At a company that I worked for , the floor sweeper discovered a way to save thousands a week by cleaning and reusing adhesive nozzles. He eventually became a team-leader because the company saw his potential. Never ignore suggestions and input because you never know where the next great suggestion will come from.

 

Listen to all suggestions

Oftentimes, I come across IT managers and experts who are not willing to listen or take suggestions. Inevitably, they have to listen and follow what was suggested in the first place-unfortunately after hours of frustration. Do not be afraid to listen to suggestions even if you think they are utter nonsense-they may very well be the next pièce de résistance.

 

Learn from your mistakes

You should always look to improve and continuously try to make positive changes. I use the approach of "testing until breaking" often to determine strengths, weaknesses, opportunities and threats. You should know the limitations of a new product or policy before introducing it. Your change management policy should insist on thorough testing. Resist the urge to put off things-never be afraid to try!

 

Make change management part of your growth strategy

Change management is part of one's growth strategy. Part of growth is identifying and training staff with potential and skills. Up-skilling staff is conducive to good staff morale and staff are more inclined to put in the extra mile when they know that they are being recognized for their hard work and promise.

 

Foster a relaxed environment

Schedule regular and interactive meetings, and invite comment and suggestion. Run teambuilding exercises and do not tie up your workforce with draconian policies and rules. Companies like Google and Virgin flourish because of this approach.

 

Get rid of the twenty year plan

While changes need to be brought in incrementally, do not procrastinate. Set deadlines and targets and meet them . Do not over-complicate things, keep them simple. Delegate responsibility to capable people that are driven and produce results.

 

Count the cost

Weigh options and do research carefully when investing in infrastructure. Hauwei devotes 46% of staff to research and development and they are growing exponentially . Sometimes the mounting costs can affect budgets and resources of existing services and systems.
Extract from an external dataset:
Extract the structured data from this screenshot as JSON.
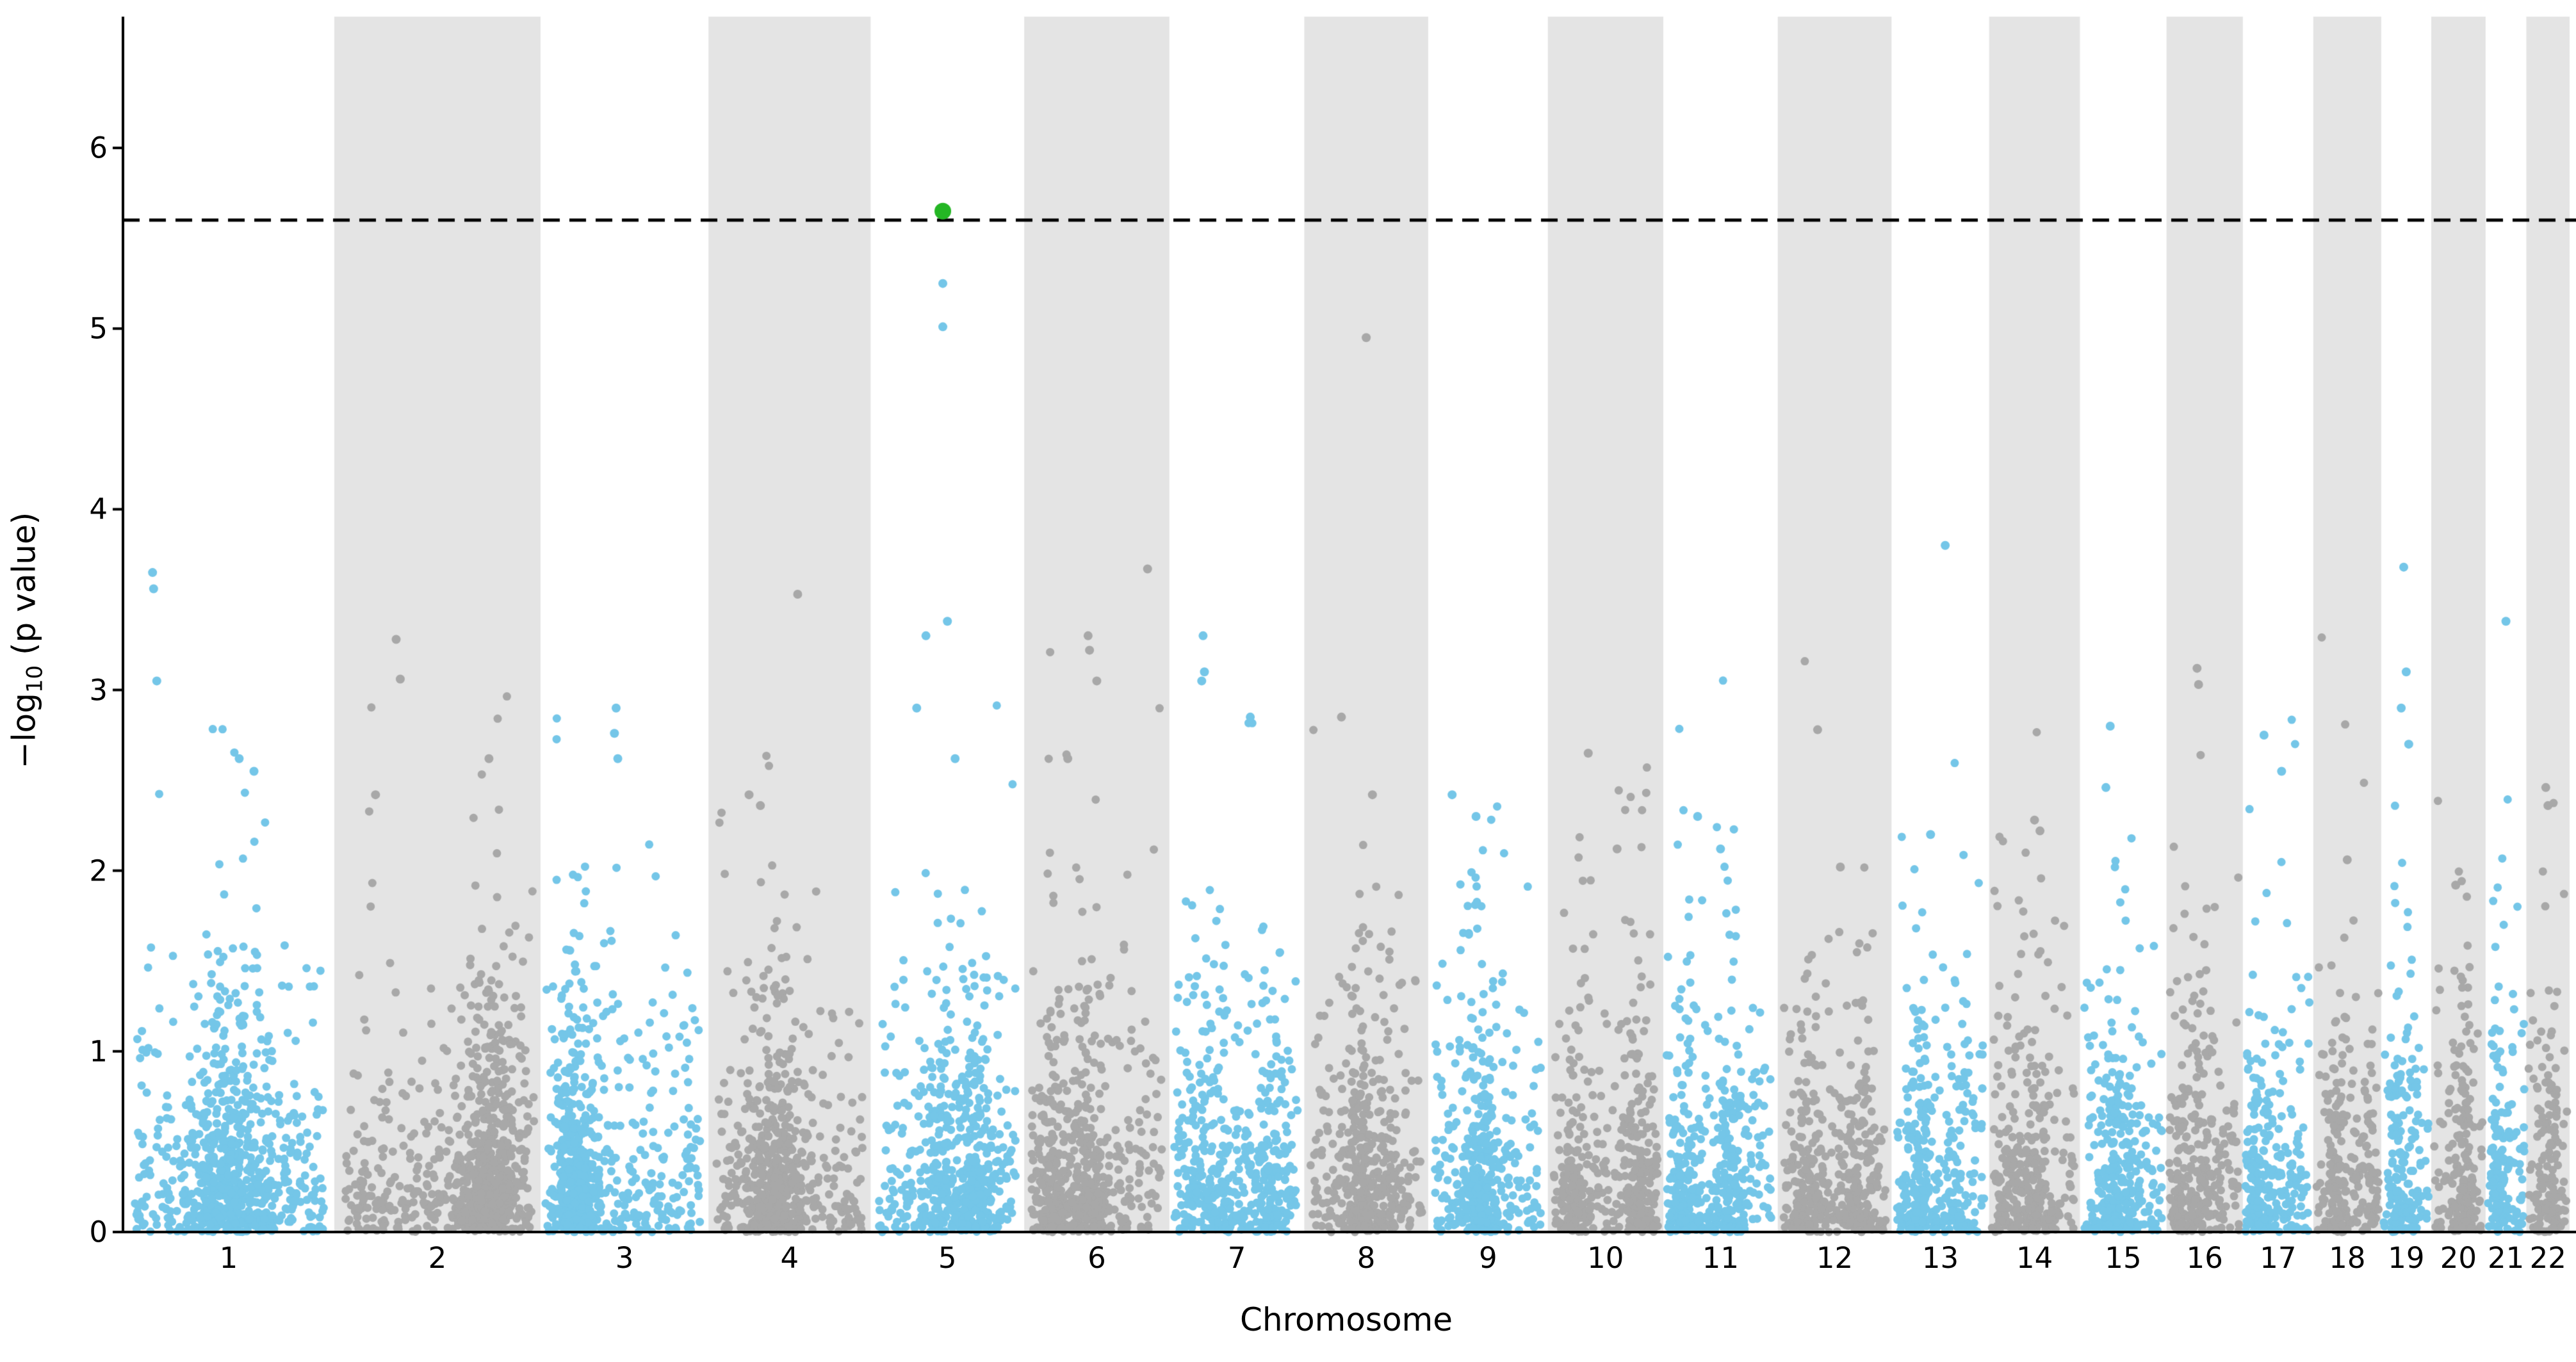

You don't want to irk employees by denying them their cup of java, yet you don't want to delay the implementation of a new system while productivity suffers.

 

Giant leaps can be made in small steps

Change management is made simpler and easier by adopting small and effective changes. Use kaizen, involve staff, listen to suggestion and go on an improvement drive. Establish timeframes, targets and reward effort and contribution. Most of all do not put off making change part of your growth strategy and business continuity.